At the U.S. Interests Section in Havana, U.S. diplomats turned off the streaming electronic news billboard that so annoyed Cuban officials, and the Cubans took down the phalanx of 300 black flags erected to obscure the billboard. The State Department requested a resumption of talks on migration, which were suspended by President George W. Bush in 2004. Havana accepted, and the talks resumed.
The Obama administration also moved to restore the cultural and academic linkages that the Bush administration worked so assiduously to sever. Cuban scholars who had been denied permission to travel to the United States for a decade were granted visas, and cultural exchanges flourished once again. Colombian pop star Juanes gave a concert to a million young Cubans in Havana’s Plaza de la Revolución in September, and the following May Cuban singer Silvio Rodríguez played Constitution Hall of the Daughters of the American Revolution in Washington.
Deputy Assistant Secretary of State Bisa Williams traveled to Cuba for talks on restoring direct mail service in the fall of 2009 and was given “unprecedented access to its state institutions,” according to Jonathan Farrar, chief of mission at the U.S. Interests Section in Havana. Vice Minister of Foreign Affairs Dagoberto Rodríguez told her explicitly that by such positive treatment, “we meant to show our readiness to move forward in our relationship,” according to a leaked diplomatic cable.5
It looked as if Obama was proceeding step-by-step, albeit cautiously, toward a new Cuba policy, and Havana was receptive. But there were clouds on the horizon.
When Obama lifted travel restrictions on Cuban Americans, he did not lift the restrictions that Bush imposed in 2003 and 2004 on academic and people-to-people travel (educational travel by non-governmental organizations other than universities). A proposal to restore travel policy to the pre-Bush status quo ante took two full years to overcome internal opposition and finally emerged from the White House only after the 2010 midterm elections. Cuba remained on the State Department’s list of state sponsors of terrorism, despite the continuing dearth of supporting evidence. Perhaps most important, the Obama administration continued to allocate $20 million annually to fund USAID’s semi-covert “democracy promotion” programs aimed at Cuba.
Then, in December 2009, Alan P. Gross, a USAID contractor, was arrested in Havana for distributing sophisticated satellite communications technology to dissidents.

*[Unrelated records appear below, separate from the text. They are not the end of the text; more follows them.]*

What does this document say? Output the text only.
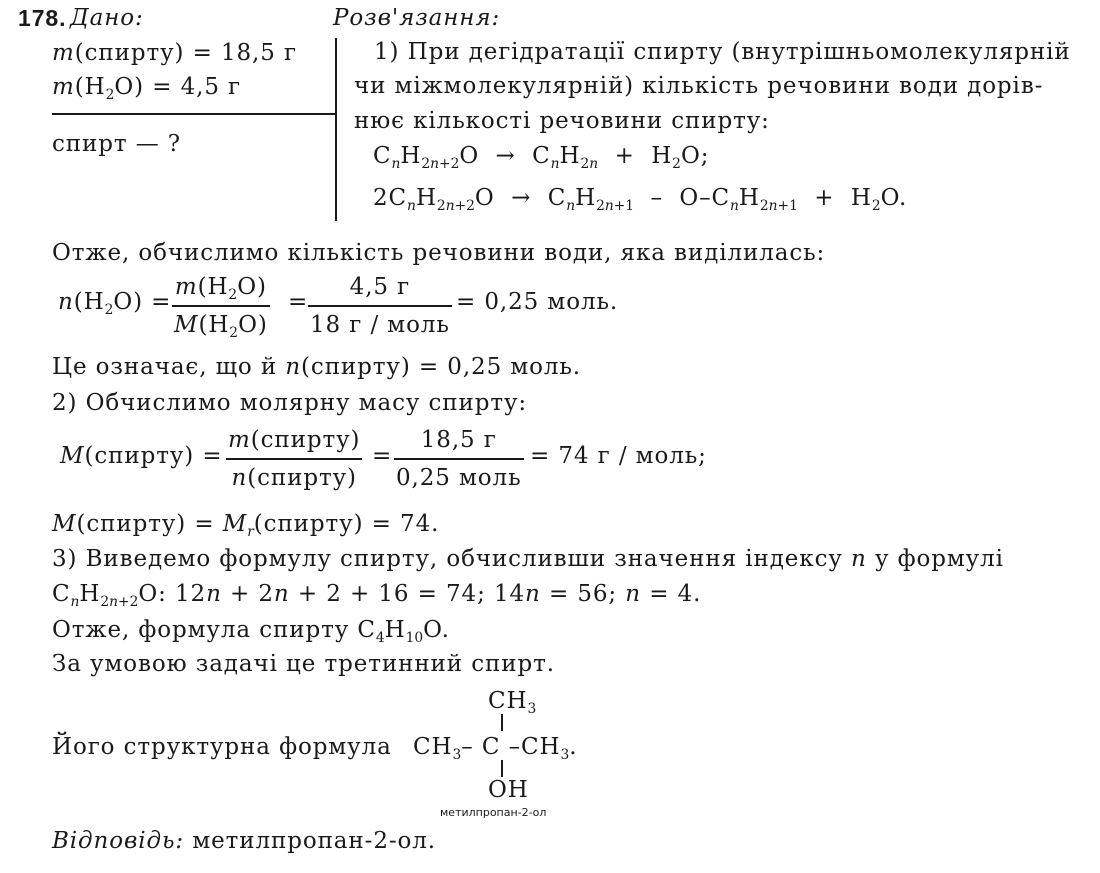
178. Дано:	Розв'язання:
m(спирту) = 18,5 г
$m(H_2O) = 4,5$ г
спирт — ?
1) При дегідратації спирту (внутрішньомолекулярній
чи міжмолекулярній) кількість речовини води дорів-
нює кількості речовини спирту:
$C_nH_{2n+2}O \to C_nH_{2n} + H_2O$;
$2C_nH_{2n+2}O \to C_nH_{2n+1} - O-C_nH_{2n+1} + H_2O$.
Отже, обчислимо кількість речовини води, яка виділилась:
$n(H_2O)$ =
$m(H_2O)$
$M(H_2O)$
=
4,5 г
18 г / моль
= 0,25 моль.
Це означає, що й n(спирту) = 0,25 моль.
2) Обчислимо молярну масу спирту:
M(спирту) =
m(спирту)
n(спирту)
=
18,5 г
0,25 моль
= 74 г / моль;
M(спирту) = $M_r(спирту) = 74$.
3) Виведемо формулу спирту, обчисливши значення індексу n у формулі
$C_nH_{2n+2}O$: 12n + 2n + 2 + 16 = 74; 14n = 56; n = 4.
Отже, формула спирту $C_4H_{10}O$.
За умовою задачі це третинний спирт.
Його структурна формула
$CH_3$
$CH_3-$ C $-CH_3$.
OH
метилпропан-2-ол
Відповідь: метилпропан-2-ол.
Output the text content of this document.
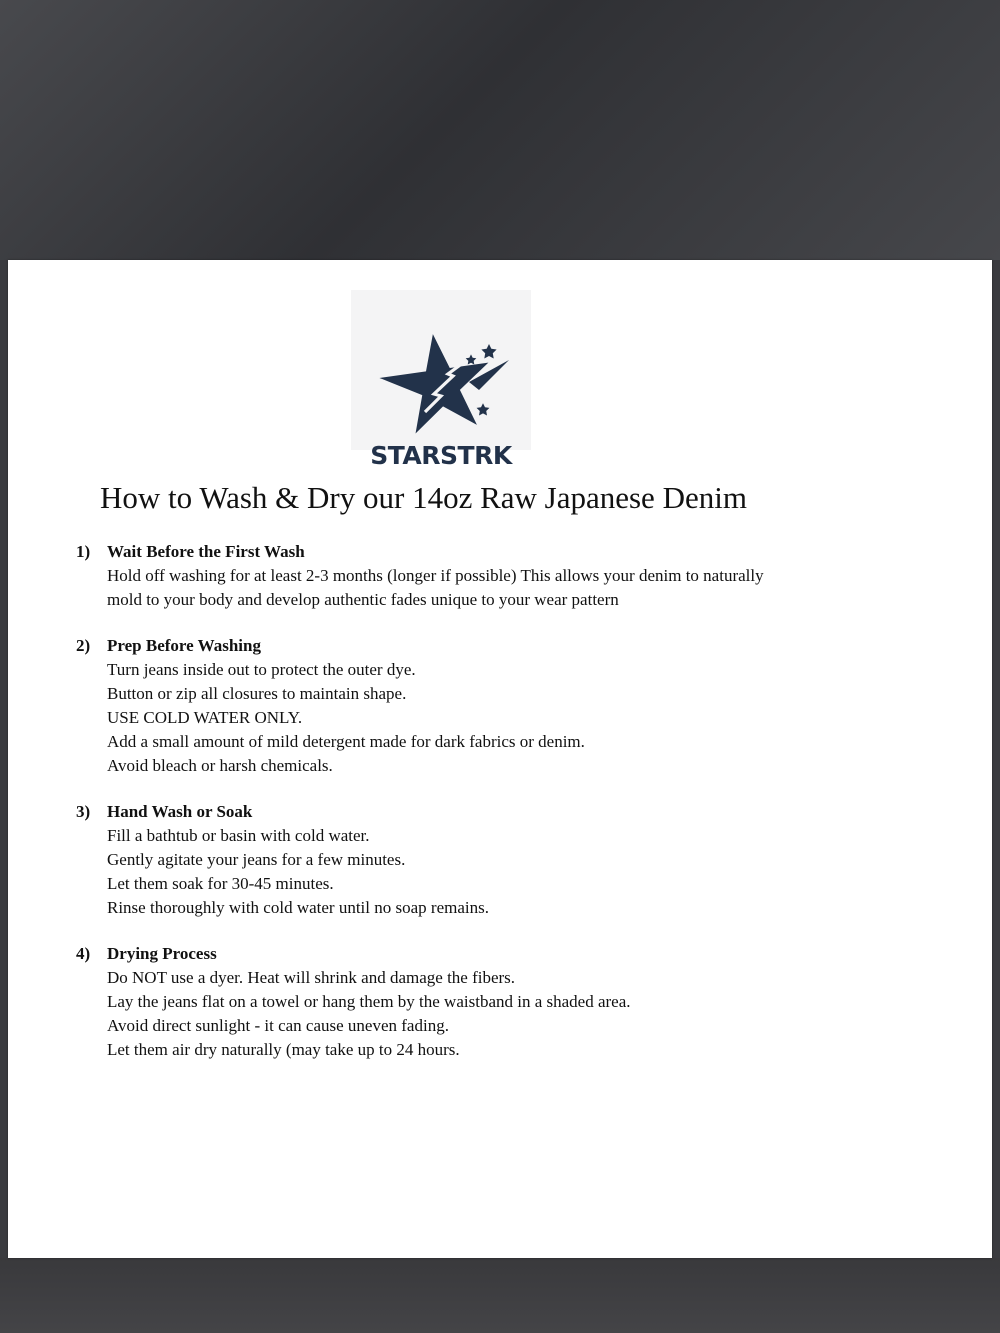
STARSTRK
How to Wash & Dry our 14oz Raw Japanese Denim
1) Wait Before the First Wash
Hold off washing for at least 2-3 months (longer if possible) This allows your denim to naturally
mold to your body and develop authentic fades unique to your wear pattern
2) Prep Before Washing
Turn jeans inside out to protect the outer dye.
Button or zip all closures to maintain shape.
USE COLD WATER ONLY.
Add a small amount of mild detergent made for dark fabrics or denim.
Avoid bleach or harsh chemicals.
3) Hand Wash or Soak
Fill a bathtub or basin with cold water.
Gently agitate your jeans for a few minutes.
Let them soak for 30-45 minutes.
Rinse thoroughly with cold water until no soap remains.
4) Drying Process
Do NOT use a dyer. Heat will shrink and damage the fibers.
Lay the jeans flat on a towel or hang them by the waistband in a shaded area.
Avoid direct sunlight - it can cause uneven fading.
Let them air dry naturally (may take up to 24 hours.
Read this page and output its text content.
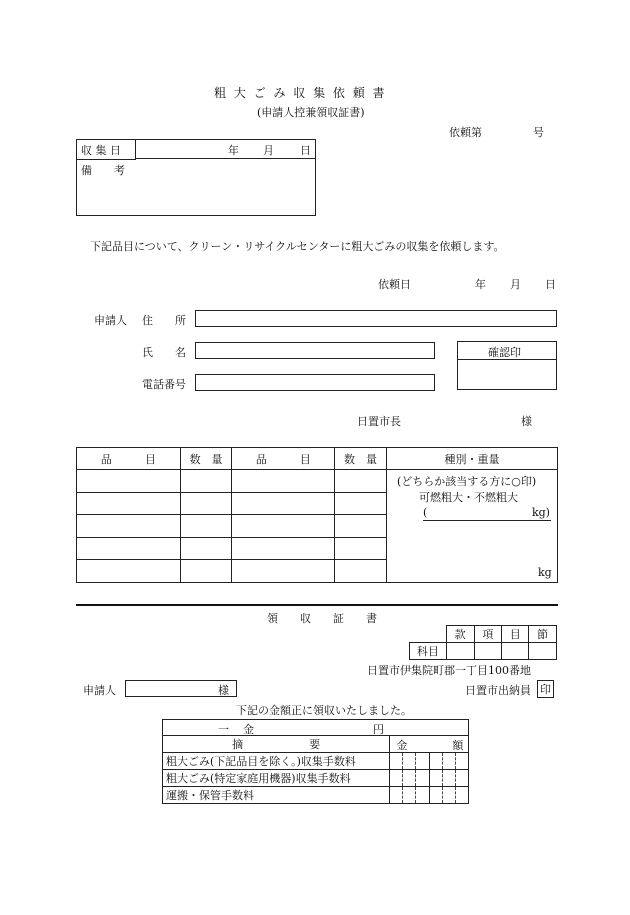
粗 大 ご み 収 集 依 頼 書
(申請人控兼領収証書)
依頼第	号
収 集 日	年 月 日
備　　考
下記品目について、クリーン・リサイクルセンターに粗大ごみの収集を依頼します。
依頼日	年 月 日
申請人 住　　所
氏　　名	確認印
電話番号
日置市長	様
品　　　目	数　量	品　　　目	数　量	種別・重量

				(どちらか該当する方に○印)
可燃粗大・不燃粗大
( kg)
kg

領　　収　　証　　書
	款	項	目	節
科目				
日置市伊集院町郡一丁目100番地
申請人	様	日置市出納員 印
下記の金額正に領収いたしました。
一 金 円						

摘　　　　　　要	金 額					

粗大ごみ(下記品目を除く。)収集手数料						
粗大ごみ(特定家庭用機器)収集手数料						
運搬・保管手数料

The Gross arrest marked the end of the U.S.-Cuba “honeymoon,” such as it was. Washington declared that no further progress could be made until Gross was released, and some U.S. officials speculated that the arrest signaled Cuba’s lack of interest in better relations. “It is my personal belief that the Castros do not want to see an end to the embargo and do not want to see normalization with the United States,” Secretary of State Hillary Clinton said shortly after the arrest.6
The view from Havana was rather different. Although the Cubans initially had high expectations that Obama would truly change U.S. policy, they quickly became disillusioned by the slow pace. Nor were they willing to give Obama much credit for his early initiatives. Ending restrictions on Cuban Americans was a campaign debt he owed to Miami, done for internal political purposes, and hence was not seen as a signal of goodwill toward Havana. Obama’s rhetoric at the Summit of the Americas and Washington’s support for repealing the 1962 OAS resolution were written off as forced on him by Latin America.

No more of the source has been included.